Step 6: Closing The Short Sale
After the loss mitigation department has had the chance to thoroughly examine a borrower's short sale package - and after they have received answers to their questions during the negotiation phase - they will generally be ready to make a decision about the short sale. Many times, a lack of questions from a lender is a positive sign; it often means that they have received everything that they need, and an approval is imminent. On the other hand, an extensive number of questions doesn't necessarily mean that things aren't looking good; it could just mean that the situation is more complex than was anticipated.
Assuming that everything goes the borrower's way and the short sale is approved, time is definitely of the essence. Most of the time, a 30-day deadline is put into effect. Closing must occur before the thirty days is up, or the short sale approval will be reversed. Therefore, it is always in a borrower's best interest to line up a solid buyer before initiating the short sale process. Although this isn't always possible, or worth one's time, it is a good way to avoid missing the deadline and forfeiting the possibility of a short sale altogether.

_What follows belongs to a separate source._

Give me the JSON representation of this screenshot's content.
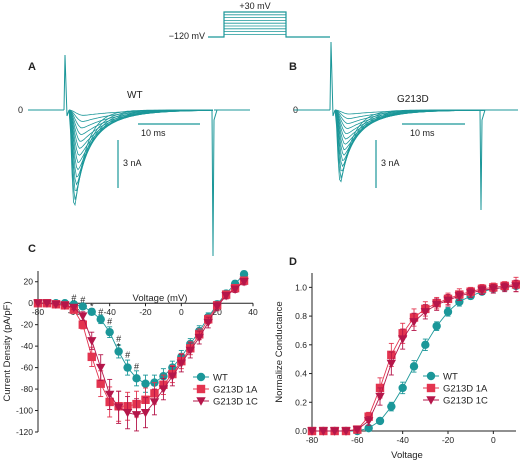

By bringing a potential buyer into the mix early on in the process, a borrower can reduce the odds of going past deadline on his short sale. The deadlines that are imposed by banks are generally used to keep borrowers from dragging their heels or from using the short sale process to prolong the inevitable. It also helps to weed out those who are truly serious about engaging in a short sale from those who are doing it for impractical reasons.